The critical value is found from the t-distribution table (most statistical textbooks list it). In this table $t^*$ is written as $$t^*(\alpha, r)$$ where $r = n-1$ is the degrees of freedom (found by subtracting one from the number of observations) and $\alpha = {1-C \over 2}$ is the significance level.
A better way to a fully precise critical $t^*$ value is the statistical function implemented in spreadsheets (e.g. T.INV.2T function) / scientific computing environments (e.g. SciPy stats.t.ppf), language libraries (e.g. C++ and boost::math::students_t).
4. Plug the found values into the appropriate equation:
$$\left({\bar x} - t^{*}{\frac {s} {\sqrt n}}, {\bar x} + t^{*}{\frac {s} {\sqrt n}}\right)$$
5. The final step is to interpret the answer. Since the found answer is an interval with an upper and lower bound it's appropriate to state that, based on the given data, the true mean of the population is between the lower bound and upper bound with the chosen confidence level.

The more the confidence intervals of two algorithms overlap, the more likely the algorithms are to perform the same (or we haven't sampled enough to discriminate between the two). If the 95% confidence intervals don't overlap, then the algorithm with the highest average performance performs significantly better.
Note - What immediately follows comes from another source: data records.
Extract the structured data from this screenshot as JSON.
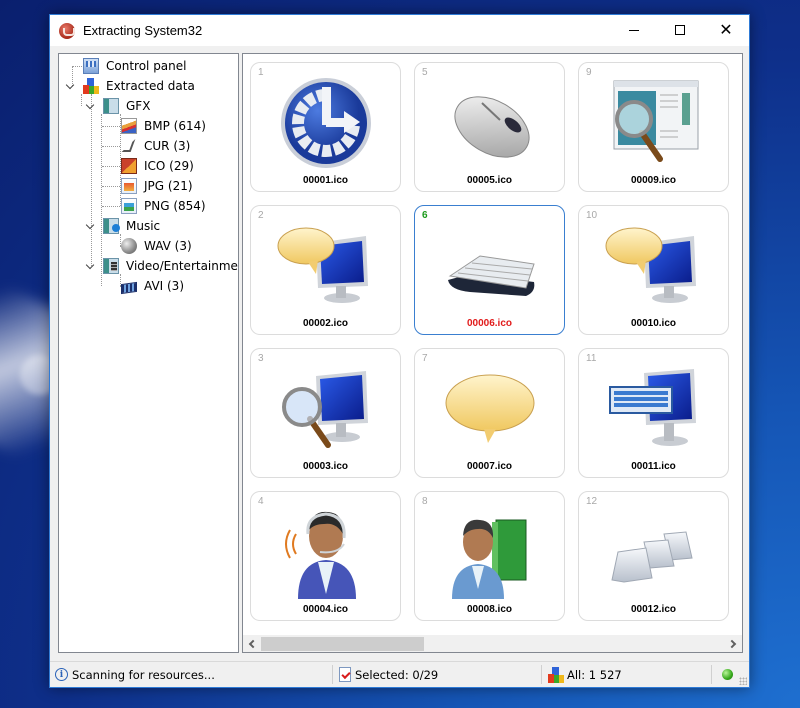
{
  "window": {
    "title": "Extracting System32",
    "controls": {
      "minimize": "minimize",
      "maximize": "maximize",
      "close": "close"
    }
  },
  "tree": {
    "items": [
      {
        "label": "Control panel",
        "icon": "control-panel-icon",
        "level": 0,
        "expanded": null
      },
      {
        "label": "Extracted data",
        "icon": "blocks-icon",
        "level": 0,
        "expanded": true
      },
      {
        "label": "GFX",
        "icon": "graphics-folder-icon",
        "level": 1,
        "expanded": true
      },
      {
        "label": "BMP (614)",
        "icon": "bmp-icon",
        "level": 2,
        "expanded": null
      },
      {
        "label": "CUR (3)",
        "icon": "cursor-icon",
        "level": 2,
        "expanded": null
      },
      {
        "label": "ICO (29)",
        "icon": "ico-icon",
        "level": 2,
        "expanded": null
      },
      {
        "label": "JPG (21)",
        "icon": "jpg-icon",
        "level": 2,
        "expanded": null
      },
      {
        "label": "PNG (854)",
        "icon": "png-icon",
        "level": 2,
        "expanded": null
      },
      {
        "label": "Music",
        "icon": "music-folder-icon",
        "level": 1,
        "expanded": true
      },
      {
        "label": "WAV (3)",
        "icon": "speaker-icon",
        "level": 2,
        "expanded": null
      },
      {
        "label": "Video/Entertainment",
        "icon": "video-folder-icon",
        "level": 1,
        "expanded": true
      },
      {
        "label": "AVI (3)",
        "icon": "film-icon",
        "level": 2,
        "expanded": null
      }
    ]
  },
  "grid": {
    "selected_index": 6,
    "tiles": [
      {
        "num": "1",
        "name": "00001.ico",
        "icon": "ease-of-access-icon"
      },
      {
        "num": "2",
        "name": "00002.ico",
        "icon": "monitor-speech-bubble-icon"
      },
      {
        "num": "3",
        "name": "00003.ico",
        "icon": "monitor-magnifier-icon"
      },
      {
        "num": "4",
        "name": "00004.ico",
        "icon": "headset-user-icon"
      },
      {
        "num": "5",
        "name": "00005.ico",
        "icon": "mouse-icon"
      },
      {
        "num": "6",
        "name": "00006.ico",
        "icon": "keyboard-icon"
      },
      {
        "num": "7",
        "name": "00007.ico",
        "icon": "speech-bubble-icon"
      },
      {
        "num": "8",
        "name": "00008.ico",
        "icon": "user-book-icon"
      },
      {
        "num": "9",
        "name": "00009.ico",
        "icon": "window-magnifier-icon"
      },
      {
        "num": "10",
        "name": "00010.ico",
        "icon": "monitor-speech-bubble-icon"
      },
      {
        "num": "11",
        "name": "00011.ico",
        "icon": "monitor-keyboard-icon"
      },
      {
        "num": "12",
        "name": "00012.ico",
        "icon": "keycaps-icon"
      }
    ]
  },
  "scrollbar": {
    "horizontal_position": 0.0,
    "visible_fraction": 0.35
  },
  "status": {
    "message": "Scanning for resources...",
    "selected": "Selected: 0/29",
    "all": "All: 1 527",
    "indicator_color": "#35a81a"
  }
}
In EA, the source distribution is essentially never normal and what said so far formally applies only to a normal distribution!
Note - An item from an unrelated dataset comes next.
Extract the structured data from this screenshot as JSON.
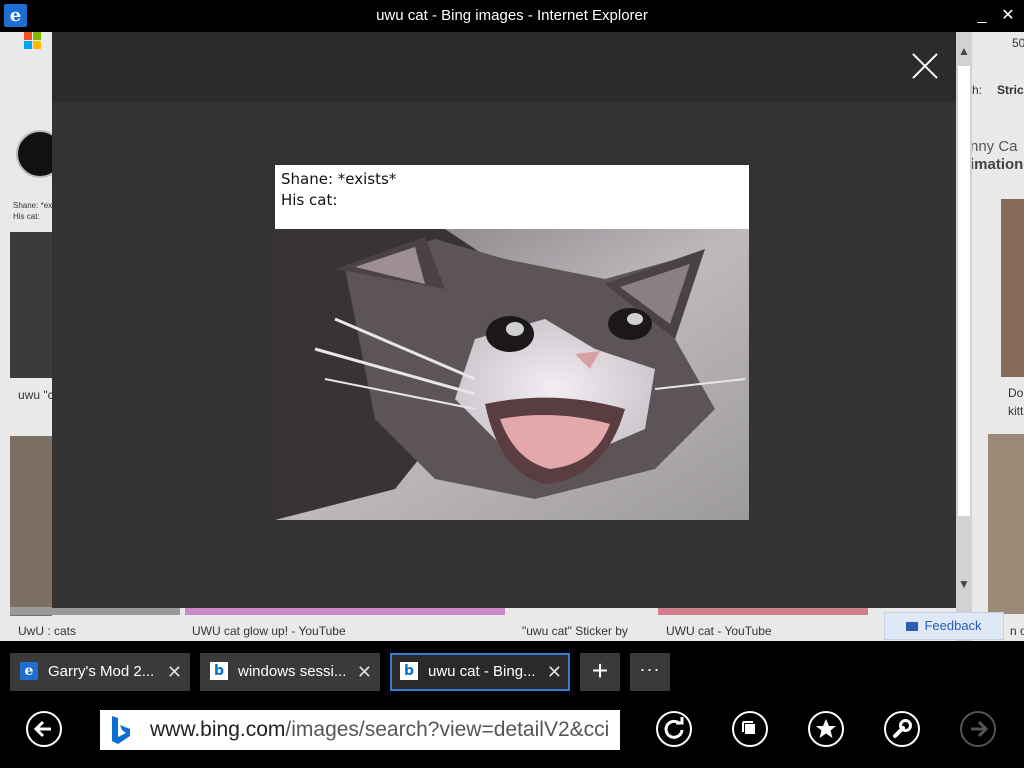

Indeed it still tells many things. The following table summarizes the performance of the t-intervals under four situations:

Normal curveNot Normal curve
Small sample size (n<30)GoodPoor
Larger sample size (n≥30)GoodFair

For more accurate answers, non-parametric statistics are the way to go (see An Introduction to Statistics for EC Experimental Analysis by Mark Wineberg and Steffen Christensen for further details).